This is the third in a series of weekly guides to museums
you may not have discovered.

If you’ve ever fantasized about controlling the fate of humankind using a video game, the Marian Koshland Science Museum will fulfill your mad-scientist vision. With exhibits that allow you to spread or cure infectious diseases with a button or prevent climate change via touch screen, Koshland provides the kind of interactives that encourage personal engagement. The space is small, but the exhibits offer tremendous depth. You could easily spend a couple of hours here and not realize how much time has passed. The museum, closed while a new global warming exhibit is installed, will reopen to the public Thursday.

You’re a lifesaver: In an activity in the Infectious Disease exhibit, you select a tuberculosis patient on a screen and determine the number of doses of antibiotic treatments to give him. Slide the screen along a bar to see how the number of doses affects the patient’s well-being and the amount of bacteria left in his system. The power to cure him is in your hands: You decide if you want to keep giving antibiotics.

Catch the fever: In another Infectious Disease installation, you’re given the authority to determine the fate of the world’s children. (It’s really the little things . . . .) As health commissioner, you choose how many children to vaccinate against the measles and influenza, then watch the illness spread. For anyone born in post-vaccination America, it is incredible to witness how these illnesses could swallow populations whole in a matter of months.

On the bright side: Lights at Night allows visitors to compare images of the world — illuminated to represent how much electricity was used in any given location — from 1993, 1997 and 2003. The map can be used to tell history through electricity.

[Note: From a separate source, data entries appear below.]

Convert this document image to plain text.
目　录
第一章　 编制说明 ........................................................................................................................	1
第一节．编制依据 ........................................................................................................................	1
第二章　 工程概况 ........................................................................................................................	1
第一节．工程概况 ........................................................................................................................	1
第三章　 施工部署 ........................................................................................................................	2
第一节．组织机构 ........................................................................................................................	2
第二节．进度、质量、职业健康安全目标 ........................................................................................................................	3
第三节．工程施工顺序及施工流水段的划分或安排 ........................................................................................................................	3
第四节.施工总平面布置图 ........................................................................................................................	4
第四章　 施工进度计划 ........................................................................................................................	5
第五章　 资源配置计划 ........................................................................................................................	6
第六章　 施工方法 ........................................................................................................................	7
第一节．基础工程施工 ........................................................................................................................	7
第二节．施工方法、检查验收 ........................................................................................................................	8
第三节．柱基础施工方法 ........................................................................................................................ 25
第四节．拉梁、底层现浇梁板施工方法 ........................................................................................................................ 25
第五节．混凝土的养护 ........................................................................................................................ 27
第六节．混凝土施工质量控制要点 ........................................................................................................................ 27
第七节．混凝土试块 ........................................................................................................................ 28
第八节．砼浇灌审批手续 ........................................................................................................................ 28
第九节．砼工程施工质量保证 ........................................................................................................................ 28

Watch the lights go out as the Soviet Union collapses, see them dim in Ukraine in 1997 because of the economic depression, watch cities become more energy-efficient by 2003. Zoom in on your home town to see how much energy you consumed. You also can access this exhibit at home from Koshland’s Web site.

Don’t drink the water: A section on the impact of public-health measures on mortality rates will remind you of just how rare access to basic sanitation is. More than 1 billion people worldwide still have no access to clean water, and 2.6 billion lack basic sanitation.

Like a heat wave: The Earth Lab, which will be open for the first time Thursday, focuses on climate change. Visitors can explore ways to combat global warming while being consistent with your values — so if you, say, couldn’t care less about animals but strongly support oil independence, you can exercise those beliefs in the lab. Four touch screens will enable multiple visitors to play at once, allowing for side-by-side comparisons and some good competition.

Marian Koshland Science Museum

525 E St. NW. Open 10a.m.-6 p.m.daily except Tuesday; $5 admission, $3 for students, seniors and active military. 202-334-1201. www.koshland-science-museum.org.